James Cameron, founder of America’s Black Holocaust Museum, was born February 23, 1914, in LaCrosse, Wisconsin, to James Herbert Cameron and Vera Carter. When Cameron’s father left the family the family moved to Birmingham, Alabama, and later to Kokomo, Indiana. When his mother remarried, Cameron resettled in Marion, Indiana. Cameron attended DaPayne School through the 8th grade where he was given the name Apples because he carried apples in his pockets for lunch. On the night of August 7, 1930, Cameron’s friends Abe Smith, nineteen, and Tommy Shipp, eighteen, tried to hold up a white couple at the local Lovers’ Lane. The Grant County Sheriff arrested Cameron charging him and his friends with murder; the Ku Klux Klan stormed the jail and tried to lynch the trio. During the altercation, Cameron passed out; his two friends were lynched but Cameron’s life was spared.
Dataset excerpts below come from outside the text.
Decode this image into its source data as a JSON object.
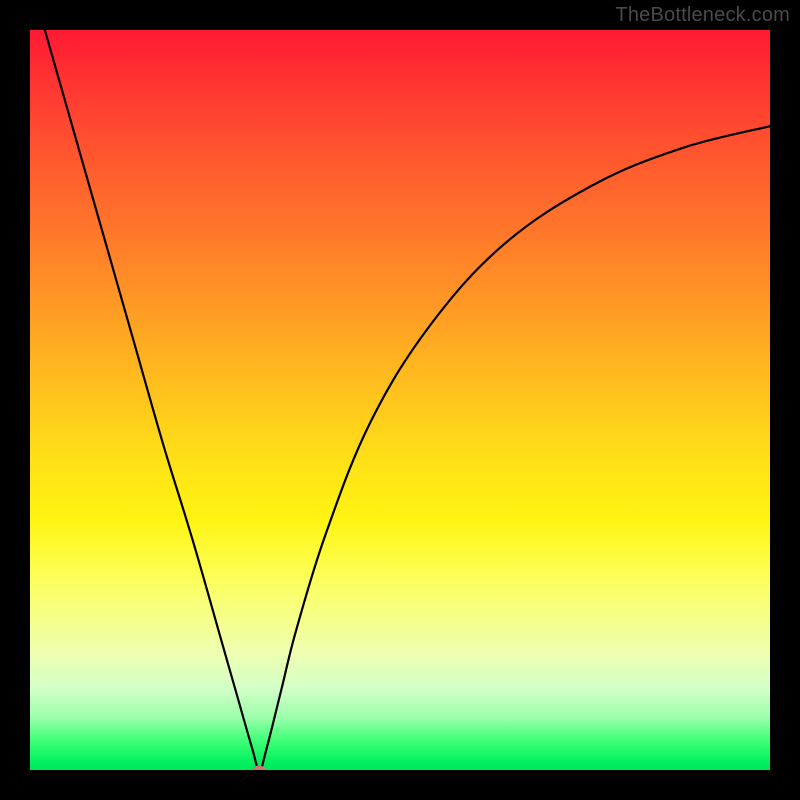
{
  "watermark": "TheBottleneck.com",
  "chart_data": {
    "type": "line",
    "title": "",
    "xlabel": "",
    "ylabel": "",
    "xlim": [
      0,
      100
    ],
    "ylim": [
      0,
      100
    ],
    "background_gradient": {
      "top_color": "#ff1a33",
      "mid_color": "#ffe017",
      "bottom_color": "#00e858"
    },
    "series": [
      {
        "name": "bottleneck-curve",
        "x": [
          2,
          6,
          10,
          14,
          18,
          22,
          26,
          28,
          30,
          31,
          32,
          34,
          36,
          40,
          46,
          54,
          64,
          76,
          88,
          100
        ],
        "values": [
          100,
          86,
          72,
          58,
          44,
          31,
          17,
          10,
          3,
          0,
          3,
          11,
          19,
          32,
          47,
          60,
          71,
          79,
          84,
          87
        ]
      }
    ],
    "marker": {
      "x": 31,
      "y": 0,
      "color": "#c97a6f"
    },
    "grid": false,
    "legend": false
  }
}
Although Madame C.J. Walker sent him two NAACP lawyers from Indianapolis, Cameron was convicted in his 1931 trial as an accessory. Paroled in 1935, Cameron moved to Detroit, Michigan, where he worked for Stroh’s Brewing Company and attended Wayne State University. In Madison, Wisconsin, Cameron founded the local branch of the NAACP and founded two more chapters in Muncie and South Bend, Indiana.
In 1983, Cameron mortgaged his house in order to publish his memoir, A Time of Terror. In 1988, with the assistance of philanthropist Daniel Bader, Cameron founded America’s Black Holocaust Museum, a non-profit devoted to preserving the history of lynching in the United States and the struggle to eradicate it. Located in a twelve thousand square-foot gym purchased for one dollar from the City of Milwaukee, Wisconsin, the museum contains artifacts from slavery, stereotypes, lynching postcards, and photographs. America’s Black Holocaust Museum is visited annually by thousands of school children. Cameron appeared on ABC television’s Nightline, and scores of other television programs. In 1991, Cameron was officially pardoned by the State of Indiana.
Cameron passed away on June 11, 2006 at age 92.